If anyone is interested in filing an FPPC complaint regarding the matter you can find out how at the FPPC website here.

10 Comments

  1. Chris, with all due respect, your headline is untrue. There is no conflict of interest. Not even the VOC story – which is very unfair – explicitly claims as much, although it endeavors to create the perception.

    Kris Murray did nothing illegal or unethical or wrong in any way. This is an instance of manufacturing smoke where there is no fire.

      • Gustavo:

        While I know it makes you uncomfortable to leave the realm of personal attack and conjecture and deal with actual facts, but why don’t you give it a try.

        For starters: please point out where the is any conflict of interest in this vote? I’ll even give you some help by reminding you there is an actual, real life definition of what constitutes a conflict of interest. You can even look it up on the Internet.

    • Matt,

      Your reliance on the opinion of the same folks at City Hall who said there was no conflict with Fazekas getting most of the planning work to be sourced to his own firm is flawed. As I said, the rules are simple. You do not vote on matters involving your employer. It is simply UNETHICAL.

      • Chris:

        For starters, I don’t think anyone has shown that Fazekas directed any work to his firm. Please correct me if I’m wrong.

        Secondly, I don’t think “most” of the planning work was sources to his firm. The total amount was only a few thousand dollars worth a year for a couple of years — and his firm was half the cost of other firms. Or would you like Anaheim taxpayers to pay twice as much as they have to?

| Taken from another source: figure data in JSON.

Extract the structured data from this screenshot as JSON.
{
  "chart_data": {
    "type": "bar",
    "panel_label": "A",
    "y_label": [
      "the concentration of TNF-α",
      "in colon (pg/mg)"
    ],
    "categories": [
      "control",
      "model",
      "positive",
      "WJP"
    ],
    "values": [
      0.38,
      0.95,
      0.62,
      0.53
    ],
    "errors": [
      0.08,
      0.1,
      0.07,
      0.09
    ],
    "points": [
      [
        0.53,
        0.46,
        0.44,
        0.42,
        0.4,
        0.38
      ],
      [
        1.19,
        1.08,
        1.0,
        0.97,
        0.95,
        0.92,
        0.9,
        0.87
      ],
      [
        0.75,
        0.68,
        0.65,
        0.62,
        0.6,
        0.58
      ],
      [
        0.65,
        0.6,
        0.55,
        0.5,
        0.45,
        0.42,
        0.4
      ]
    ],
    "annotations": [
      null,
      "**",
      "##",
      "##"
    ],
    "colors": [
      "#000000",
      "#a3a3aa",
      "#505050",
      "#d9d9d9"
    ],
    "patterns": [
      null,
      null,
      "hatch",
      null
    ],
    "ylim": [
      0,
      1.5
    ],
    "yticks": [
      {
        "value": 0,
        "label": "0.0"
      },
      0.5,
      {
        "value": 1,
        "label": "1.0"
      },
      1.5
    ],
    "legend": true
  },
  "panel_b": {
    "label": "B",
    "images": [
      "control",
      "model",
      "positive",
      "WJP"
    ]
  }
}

        It’s not enough to simply claim Kris Murray’s vote was unethical. Demonstrate it. I don’t think you can, simply because she did nothing unethical.

        • Matt, from the Voice of OC Story on the Fazekas matter:

          “The records show that in nearly two years while Fazekas was Anaheim’s building division head, Fazekas’ firm went from receiving 8 percent of the city’s plan review business to more than 80 percent. All told, Scott Fazekas & Associates has billed the city for at least $18,954 since he took over the division.”

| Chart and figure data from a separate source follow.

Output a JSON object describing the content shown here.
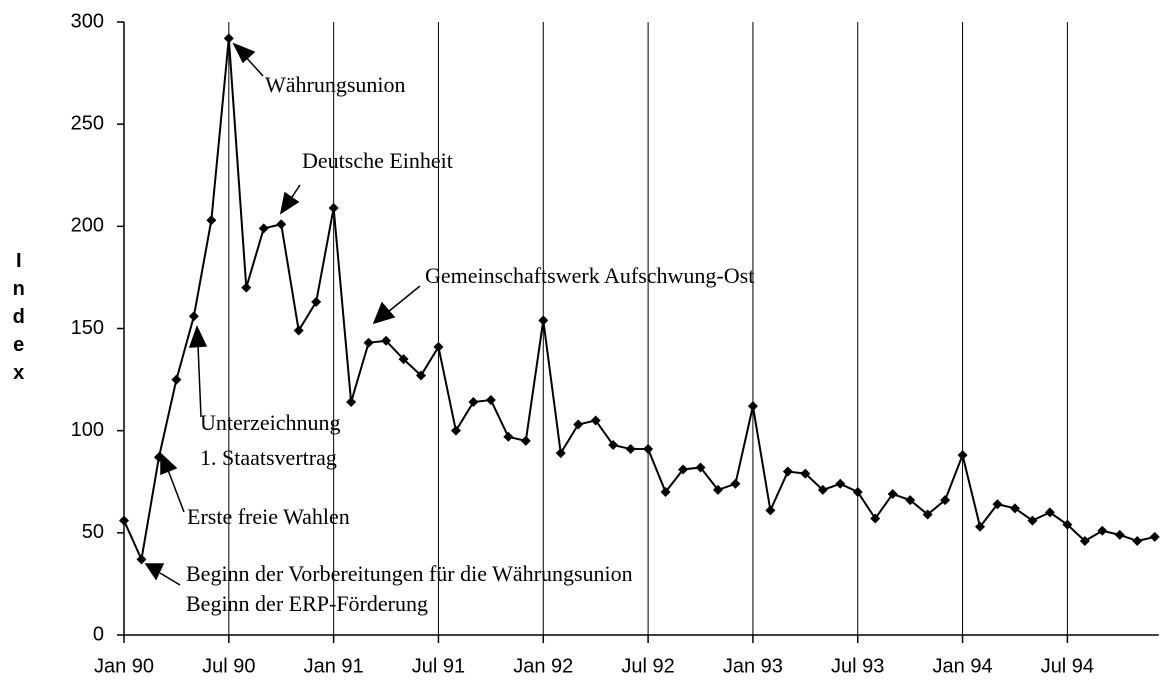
{
  "chart_data": {
    "type": "line",
    "y_label": "Index",
    "categories": [
      "Jan 90",
      null,
      null,
      null,
      null,
      null,
      "Jul 90",
      null,
      null,
      null,
      null,
      null,
      "Jan 91",
      null,
      null,
      null,
      null,
      null,
      "Jul 91",
      null,
      null,
      null,
      null,
      null,
      "Jan 92",
      null,
      null,
      null,
      null,
      null,
      "Jul 92",
      null,
      null,
      null,
      null,
      null,
      "Jan 93",
      null,
      null,
      null,
      null,
      null,
      "Jul 93",
      null,
      null,
      null,
      null,
      null,
      "Jan 94",
      null,
      null,
      null,
      null,
      null,
      "Jul 94",
      null,
      null,
      null,
      null,
      null
    ],
    "values": [
      56,
      37,
      87,
      125,
      156,
      203,
      292,
      170,
      199,
      201,
      149,
      163,
      209,
      114,
      143,
      144,
      135,
      127,
      141,
      100,
      114,
      115,
      97,
      95,
      154,
      89,
      103,
      105,
      93,
      91,
      91,
      70,
      81,
      82,
      71,
      74,
      112,
      61,
      80,
      79,
      71,
      74,
      70,
      57,
      69,
      66,
      59,
      66,
      88,
      53,
      64,
      62,
      56,
      60,
      54,
      46,
      51,
      49,
      46,
      48
    ],
    "color": "#000000",
    "ylim": [
      0,
      300
    ],
    "yticks": [
      0,
      50,
      100,
      150,
      200,
      250,
      300
    ],
    "grid": true,
    "annotations": [
      "Währungsunion",
      "Deutsche Einheit",
      "Gemeinschaftswerk Aufschwung-Ost",
      "Unterzeichnung",
      "1. Staatsvertrag",
      "Erste freie Wahlen",
      "Beginn der Vorbereitungen für die Währungsunion",
      "Beginn der ERP-Förderung"
    ]
  }
}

          As far as the documentation of an ethical violation on the part of Murray, in addition to the fact that she has a financial interest since she derives a paycheck for the firm there is this from the story today:

          A good-government expert says Murray’s vote, which came on May 17, shows a conflict of interest and a possible violation of statewide Fair Political Practices Commission regulations, which bar public officials from participating in decisions that financially benefit firms in which they have an interest.

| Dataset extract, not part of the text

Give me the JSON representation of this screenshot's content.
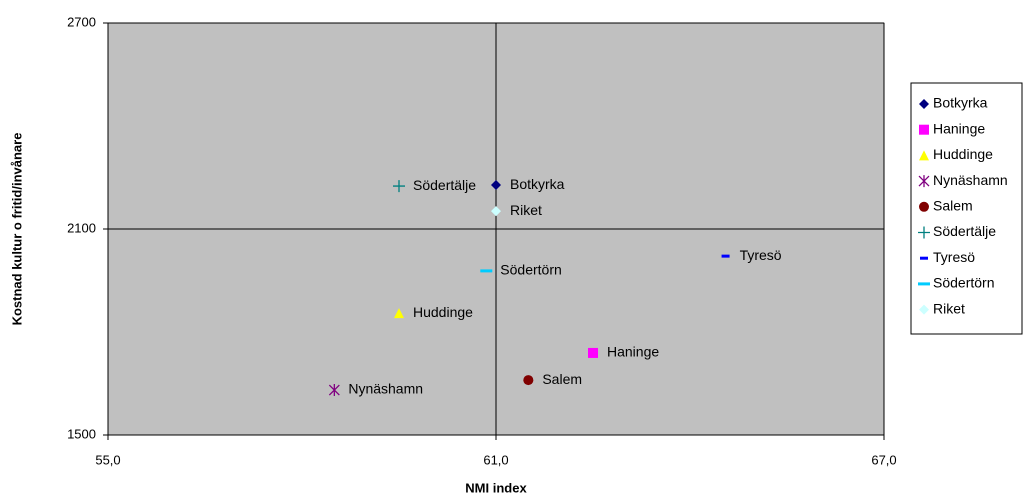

          It was a “clear financial conflict” because, had the council rejected the report, it would have been a vote of no confidence on the consultant’s work and could have led to the termination of the contract, said Tracy Westen, CEO of the Los Angeles-based Center for Governmental Studies.

          “She [Murray] shouldn’t be voting on a report from her own company,” Westen said. “My guess is it probably does violate a local ethics standard and maybe even a statewide FPPC regulation.”

          Ethical conflit is clearly documented. You know better than to defend this Matt. You are a County Commissioner and you have been involved in politics as long as I have.

          • Chris:

            I stand corrected on the percentage of work going to Fazekas firm — I recall that figure now that you point it out.

            At the same time, it is a small amount in context, and it was also pointed out that Fazekas’ firm was half the cost of other vendors.

            But back to Kris Murray. It is ludicrous to claim her vote had any material financial impact on Willdan, let alone on Kris Murray. I sincerely doubt the government watchdog has even seen the report she is commenting on — anyone who does take to the time to actually look at it, or the consent agenda item in question would see her statement about a vote of “No confidence” is laughable.

  2. Oh will wonders never cease, another conservative republican “on the public dole”, taxpayer subsidized shill, funnels money to her own private interests……Surprise, surprise.

    • Gericault:

      While Chris is just plain wrong and Gustavo is being his usual childish self, you cannot even make a point intelligibly.